Friday, April 24, 2020

COVID19


Our devotions were out of Jeremiah 15:15-21 (ESV).  As I was reading this scripture, studying it, and thinking about it, I mentioned to my husband Paul that I felt the Holy Spirit was speaking directly to me.  In verse 18, Jeremiah speaks so honestly and directly to the Lord.  I was taken back by his words to God.  He said, “Why is my pain unceasing, my wound incurable, refusing to be healed?  Will you be to me like a deceitful brook, like waters that fail?”  He was asking God during a dark and depressed moment if he could trust Him.  He told God that he felt like He had failed him, and left him.  If I were to be honest, I was feeling the same way that day, but too afraid to say anything to God, because it sounded so disrespectful.  God knows our thoughts and what is in our hearts.  I know that to be true, yet hesitate to be fully honest sometimes.  Tears began to stream down my cheeks as I realized God would not fall off his throne if I were honest about how I felt about the COVID19 Pandemic.
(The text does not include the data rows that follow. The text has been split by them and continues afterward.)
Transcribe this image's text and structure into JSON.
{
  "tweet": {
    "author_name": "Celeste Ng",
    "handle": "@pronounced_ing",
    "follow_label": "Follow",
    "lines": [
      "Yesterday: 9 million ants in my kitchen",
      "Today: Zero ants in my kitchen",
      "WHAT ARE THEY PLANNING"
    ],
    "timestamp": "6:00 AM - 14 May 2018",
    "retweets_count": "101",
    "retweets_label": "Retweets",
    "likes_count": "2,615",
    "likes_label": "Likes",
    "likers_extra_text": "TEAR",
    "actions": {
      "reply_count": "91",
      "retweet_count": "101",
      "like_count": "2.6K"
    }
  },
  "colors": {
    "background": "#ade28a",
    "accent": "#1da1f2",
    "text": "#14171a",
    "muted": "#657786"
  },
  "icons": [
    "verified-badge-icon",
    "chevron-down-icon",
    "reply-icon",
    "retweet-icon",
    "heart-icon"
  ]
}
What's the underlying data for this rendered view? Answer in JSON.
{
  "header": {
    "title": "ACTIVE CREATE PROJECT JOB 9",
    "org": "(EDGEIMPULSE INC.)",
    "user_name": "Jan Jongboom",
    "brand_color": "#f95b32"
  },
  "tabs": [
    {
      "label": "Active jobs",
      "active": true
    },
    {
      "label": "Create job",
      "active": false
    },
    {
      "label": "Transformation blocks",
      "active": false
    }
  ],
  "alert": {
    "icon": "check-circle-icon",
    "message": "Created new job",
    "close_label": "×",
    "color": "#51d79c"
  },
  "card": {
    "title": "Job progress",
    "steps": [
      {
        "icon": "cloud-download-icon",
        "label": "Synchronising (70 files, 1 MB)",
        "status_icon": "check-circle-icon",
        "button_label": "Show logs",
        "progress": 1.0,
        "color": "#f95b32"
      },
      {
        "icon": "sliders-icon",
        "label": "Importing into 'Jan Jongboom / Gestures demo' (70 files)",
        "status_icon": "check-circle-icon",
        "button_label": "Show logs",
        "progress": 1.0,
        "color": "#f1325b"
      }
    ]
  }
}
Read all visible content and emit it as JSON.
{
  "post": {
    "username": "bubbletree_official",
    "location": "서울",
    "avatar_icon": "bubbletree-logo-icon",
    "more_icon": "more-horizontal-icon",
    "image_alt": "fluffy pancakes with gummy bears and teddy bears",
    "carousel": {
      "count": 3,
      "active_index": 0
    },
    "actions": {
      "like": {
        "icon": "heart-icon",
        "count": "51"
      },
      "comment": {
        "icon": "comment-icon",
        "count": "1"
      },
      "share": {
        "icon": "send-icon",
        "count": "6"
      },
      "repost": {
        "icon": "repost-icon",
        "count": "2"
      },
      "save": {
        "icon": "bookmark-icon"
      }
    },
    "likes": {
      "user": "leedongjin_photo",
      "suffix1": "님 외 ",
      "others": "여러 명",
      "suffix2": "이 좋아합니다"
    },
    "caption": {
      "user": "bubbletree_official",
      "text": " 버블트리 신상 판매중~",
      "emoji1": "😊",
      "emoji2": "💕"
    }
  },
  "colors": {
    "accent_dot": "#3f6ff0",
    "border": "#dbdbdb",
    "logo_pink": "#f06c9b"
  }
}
Healing and restoration began, as I was honest with God.  I asked Him to restore me and to forgive me for feeling abandoned.  God speaks to his prophet Jeremiah in the next verse.   Jeremiah 15:19 (ESV).   The Lord says to him, “If you return, I will restore you and you shall stand before me.”  He did not say to Jeremiah, “Don’t bother to come back again with that attitude,” but gently and firmly said, “Come back, I will fix you.”  I surrendered my feelings to Jesus during that morning devotional and He did restore me.  A wonderful sense of well-being flooded my being.  COVID19 is still going on, and we still have daily struggles, battles, and sad feelings, but God is true to His word, “Come back, I will fix you.”  I will need to keep coming back to be fixed inside as this trial continues.  Our Jesus is the well of Living Water that will never run dry!